Chasity continues to improve, however, the drainage from her teats was not receding and began to look suspicious to me so I called our veterinarian out to take a look at her. It has been two weeks since she arrived and had it been the result of a weaned foal, she would have been drying up by now. When he arrived, I told Greg Farrand that I suspected an infection of some sort and then I went to get Chasity.

Greg took a look at the discharge and agreed that is was not as we had originally thought, This was not milk, but a small amount of pus and some very hard teats.

Chasity was a star while we poked and prodded to get a sufficient sample to test. Greg and my Ranch Manager, Chad, finally got a large enough sample to be a viable test sample.

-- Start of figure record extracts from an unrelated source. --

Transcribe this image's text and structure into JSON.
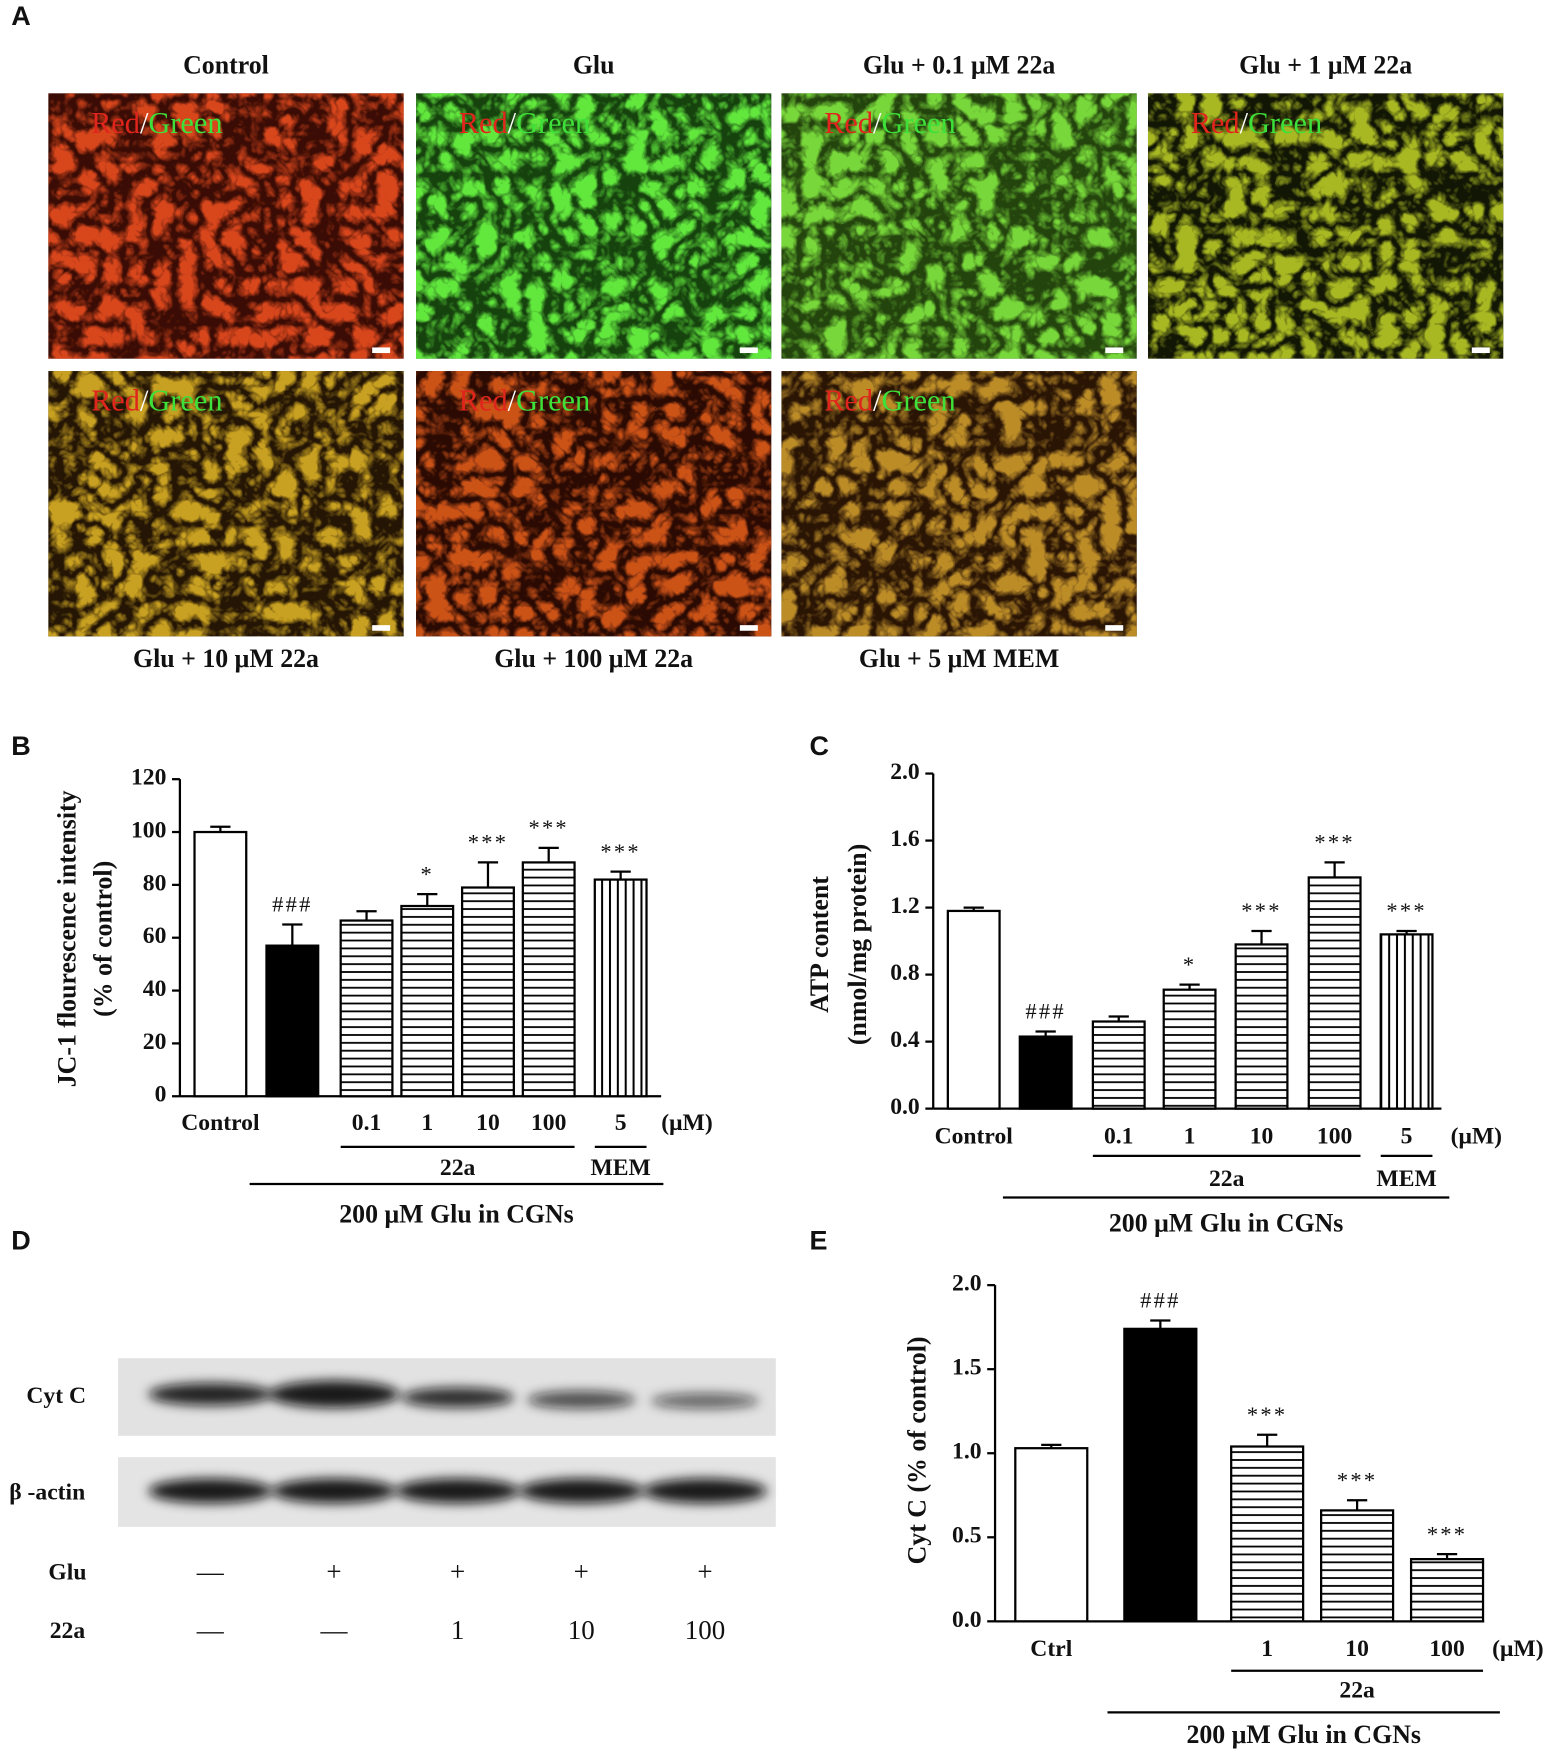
{
  "panels": {
    "a": "A",
    "b": "B",
    "c": "C",
    "d": "D",
    "e": "E"
  },
  "micrographs": {
    "labels": [
      "Control",
      "Glu",
      "Glu + 0.1 μM 22a",
      "Glu + 1 μM 22a",
      "Glu + 10 μM 22a",
      "Glu + 100 μM 22a",
      "Glu + 5 μM MEM"
    ],
    "overlay": {
      "red": "Red",
      "sep": "/",
      "green": "Green"
    }
  },
  "western_blot": {
    "bands": [
      "Cyt C",
      "β -actin"
    ],
    "rows": [
      {
        "label": "Glu",
        "lanes": [
          "—",
          "+",
          "+",
          "+",
          "+"
        ]
      },
      {
        "label": "22a",
        "lanes": [
          "—",
          "—",
          "1",
          "10",
          "100"
        ]
      }
    ]
  },
  "chart_data": [
    {
      "type": "bar",
      "ylabel": [
        "JC-1 flourescence intensity",
        "(% of control)"
      ],
      "categories": [
        "Control",
        null,
        "0.1",
        "1",
        "10",
        "100",
        "5"
      ],
      "values": [
        100,
        57,
        66.5,
        72,
        79,
        88.5,
        82
      ],
      "errors": [
        2,
        8,
        3.5,
        4.5,
        9.5,
        5.5,
        3
      ],
      "fills": [
        "white",
        "black",
        "horizontal-stripes",
        "horizontal-stripes",
        "horizontal-stripes",
        "horizontal-stripes",
        "vertical-stripes"
      ],
      "significance": [
        null,
        "###",
        null,
        "*",
        "***",
        "***",
        "***"
      ],
      "ylim": [
        0,
        120
      ],
      "yticks": [
        0,
        20,
        40,
        60,
        80,
        100,
        120
      ],
      "unit": "(μM)",
      "groups": [
        {
          "label": "22a",
          "from": 2,
          "to": 5
        },
        {
          "label": "MEM",
          "from": 6,
          "to": 6
        },
        {
          "label": "200 μM Glu in CGNs",
          "from": 1,
          "to": 6
        }
      ]
    },
    {
      "type": "bar",
      "ylabel": [
        "ATP content",
        "(nmol/mg protein)"
      ],
      "categories": [
        "Control",
        null,
        "0.1",
        "1",
        "10",
        "100",
        "5"
      ],
      "values": [
        1.18,
        0.43,
        0.52,
        0.71,
        0.98,
        1.38,
        1.04
      ],
      "errors": [
        0.02,
        0.03,
        0.03,
        0.03,
        0.08,
        0.09,
        0.02
      ],
      "fills": [
        "white",
        "black",
        "horizontal-stripes",
        "horizontal-stripes",
        "horizontal-stripes",
        "horizontal-stripes",
        "vertical-stripes"
      ],
      "significance": [
        null,
        "###",
        null,
        "*",
        "***",
        "***",
        "***"
      ],
      "ylim": [
        0,
        2
      ],
      "yticks": [
        {
          "value": 0,
          "label": "0.0"
        },
        0.4,
        0.8,
        1.2,
        1.6,
        {
          "value": 2,
          "label": "2.0"
        }
      ],
      "unit": "(μM)",
      "groups": [
        {
          "label": "22a",
          "from": 2,
          "to": 5
        },
        {
          "label": "MEM",
          "from": 6,
          "to": 6
        },
        {
          "label": "200 μM Glu in CGNs",
          "from": 1,
          "to": 6
        }
      ]
    },
    {
      "type": "bar",
      "ylabel": [
        "Cyt C (% of control)"
      ],
      "categories": [
        "Ctrl",
        null,
        "1",
        "10",
        "100"
      ],
      "values": [
        1.03,
        1.74,
        1.04,
        0.66,
        0.37
      ],
      "errors": [
        0.02,
        0.05,
        0.07,
        0.06,
        0.03
      ],
      "fills": [
        "white",
        "black",
        "horizontal-stripes",
        "horizontal-stripes",
        "horizontal-stripes"
      ],
      "significance": [
        null,
        "###",
        "***",
        "***",
        "***"
      ],
      "ylim": [
        0,
        2
      ],
      "yticks": [
        {
          "value": 0,
          "label": "0.0"
        },
        0.5,
        {
          "value": 1,
          "label": "1.0"
        },
        1.5,
        {
          "value": 2,
          "label": "2.0"
        }
      ],
      "unit": "(μM)",
      "groups": [
        {
          "label": "22a",
          "from": 2,
          "to": 4
        },
        {
          "label": "200 μM Glu in CGNs",
          "from": 1,
          "to": 4
        }
      ]
    }
  ]
}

In the light, one could see that it was clearly pus and not milk. Greg put the sample in the holding receptacle and took it with him to be tested. He would call with results.

Not all my jennets from past experience were so cooperative and we truly appreciated  Chasity’s quiet demeanor! Greg commented how much better she was looking after only two short weeks!

I mentioned to Greg that I had found some spots on her chest that could have been an old bot-hatching ground. I told him that I had scraped off the crusty scabs and applied Neosporin to the affected area. Most of the scabs were gone, but he said that she probably aggravated the area by scratching her chest on the fence. Donkeys will do that! I showed him her diary. He said that doing the core exercises would also help get rid of the infection.

Greg prescribed a regimen of Uniprim for the next 14 days along with daily hot water soaking.

Chasity tolerated the water, but was not thrilled with the water continuously running down her legs.

I decided if it was going to be a prolonged therapy, I would need to modify my future soaking approach to make her more comfortable during the process. This time, despite her displeasure, Chasity had cooperated and was happy to obtain her reward of crimped oats when it was all over!